There’s a particular line in the movie that I was really struck by:

The past is just a story we tell ourselves.

(after some googling, I’ve discovered that Chuck Palahniuk, among others have served up some variation of this insight for years).

Like all things, there’s great variation here. Some people are better than others at not being pre-occupied by their past and letting their today and tomorrow become derailed by it. I am not one of the better people. Anyway, I loved this line because it distilled the truth that the past isn’t merely a set of facts or past events that is black and white. We imbue the past with the weight of story. Like a wound in our mouth, we then incessantly tongue that story  – feeling its texture, its shape, its pain, wondering if it’s still there…if it’s still the same. We don’t realize it’s a story. We accept the past as fact — it already happened…it had implications…of course it is what it was — when the past is actually a concoction of fact and emotion. The past is merely facts, like you and I are merely atoms and molecules.

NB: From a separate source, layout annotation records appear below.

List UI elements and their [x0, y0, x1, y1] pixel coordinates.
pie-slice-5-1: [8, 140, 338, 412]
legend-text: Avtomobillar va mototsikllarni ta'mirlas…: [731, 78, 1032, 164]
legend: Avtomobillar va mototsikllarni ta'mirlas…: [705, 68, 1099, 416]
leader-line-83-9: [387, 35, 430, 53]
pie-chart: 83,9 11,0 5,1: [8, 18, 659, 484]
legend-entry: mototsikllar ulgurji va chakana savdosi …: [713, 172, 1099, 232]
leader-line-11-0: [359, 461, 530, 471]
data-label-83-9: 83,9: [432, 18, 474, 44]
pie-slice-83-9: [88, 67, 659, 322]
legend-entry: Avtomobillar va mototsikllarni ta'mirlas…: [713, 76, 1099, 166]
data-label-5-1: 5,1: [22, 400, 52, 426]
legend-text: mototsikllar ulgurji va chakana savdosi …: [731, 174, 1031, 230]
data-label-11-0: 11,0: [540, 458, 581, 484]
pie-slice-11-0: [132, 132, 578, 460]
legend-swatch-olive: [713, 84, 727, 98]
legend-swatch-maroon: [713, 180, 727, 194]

It felt so welcoming. To hear the line, was to ease into a warm, freeing embrace. I walked out of the theater mesmerized by it.

I’m looking forward to more people seeing it so I can discuss.

2 Responses

  1. That line also stuck with me. As well as “I think anyone who falls in love is a freak. I think its a form or socially acceptable insanity.” Its Amy Adams character that eventually truly demonstrates putting the past behind you and moving on as she appears to be the most emotionally stable.

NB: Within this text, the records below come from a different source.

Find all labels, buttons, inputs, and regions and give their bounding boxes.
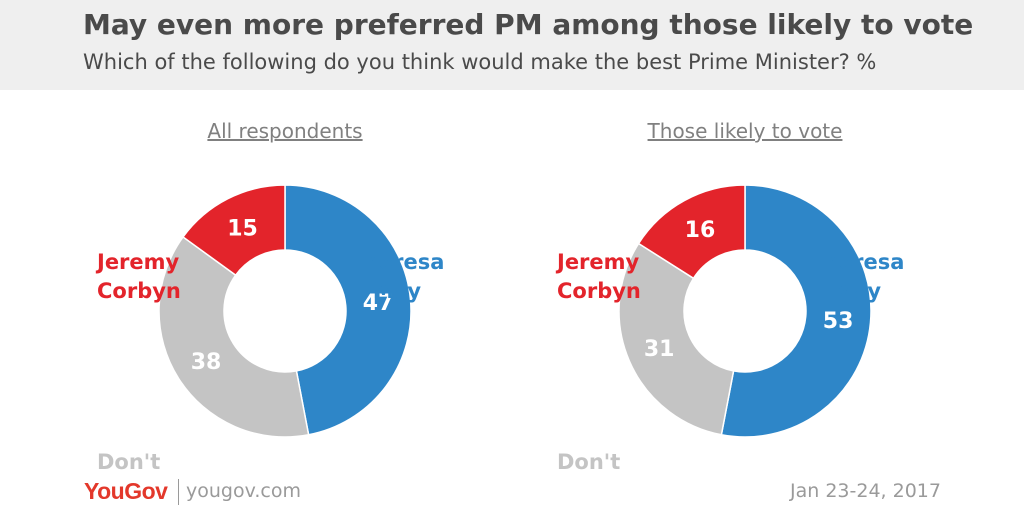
all-respondents-value-theresa-may: 47 (363, 291, 394, 316)
likely-voters-label-don-t-know: Don'tknow (557, 450, 620, 470)
likely-voters-value-theresa-may: 53 (823, 309, 854, 334)
all-respondents-value-jeremy-corbyn: 15 (227, 217, 258, 242)
yougov-logo: YouGov (84, 478, 168, 504)
donut-charts: All respondents47TheresaMay38Don'tknow15… (95, 119, 905, 470)
likely-voters-label-jeremy-corbyn: Jeremy Corbyn (555, 250, 641, 303)
all-respondents-label-theresa-may: Theresa May (350, 250, 445, 303)
footer-site: yougov.com (186, 480, 301, 502)
all-respondents-label-jeremy-corbyn: Jeremy Corbyn (95, 250, 181, 303)
likely-voters-value-don-t-know: 31 (644, 337, 675, 362)
all-respondents-title: All respondents (207, 119, 362, 143)
likely-voters-slice-don-t-know (618, 242, 735, 436)
likely-voters-title: Those likely to vote (647, 119, 843, 143)
all-respondents-label-don-t-know: Don'tknow (97, 450, 160, 470)
all-respondents-slice-jeremy-corbyn (182, 184, 286, 277)
header-band: May even more preferred PM among those l… (0, 0, 1024, 90)
all-respondents-value-don-t-know: 38 (191, 350, 222, 375)
likely-voters-slice-theresa-may (720, 184, 872, 438)
likely-voters-value-jeremy-corbyn: 16 (685, 218, 716, 243)
likely-voters-label-theresa-may: Theresa May (810, 250, 905, 303)
all-respondents-slice-don-t-know (158, 235, 310, 438)
page-subtitle: Which of the following do you think woul… (83, 50, 877, 74)
likely-voters-slice-jeremy-corbyn (637, 184, 746, 280)
footer-divider (178, 479, 179, 505)
page-title: May even more preferred PM among those l… (83, 8, 974, 41)
footer-date: Jan 23-24, 2017 (790, 480, 941, 502)
all-respondents-slice-theresa-may (284, 184, 412, 436)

    Each of the characters had such varying levels of emotion and different ways of manifesting their emotions into their physical lives. For Samantha, she goes way way beyond the (desire for) physical and evolves into something that the physical could never understand or even achieve (accept for maybe Amy Adams husband who turns to Buddhism. He may get closer than most). What a movie! I am watching it for the second time right now as I woke up thinking about all of the social, emotional and taboo barriers this move plays through.

    The first time I watched it was with my mom and wife. My mom hated it and and laughed at it. My wife thought it was a sci-fi romance movie. That’s why I am watching it again, alone. :O)

    Thank god for mainstream movies that go to places like this.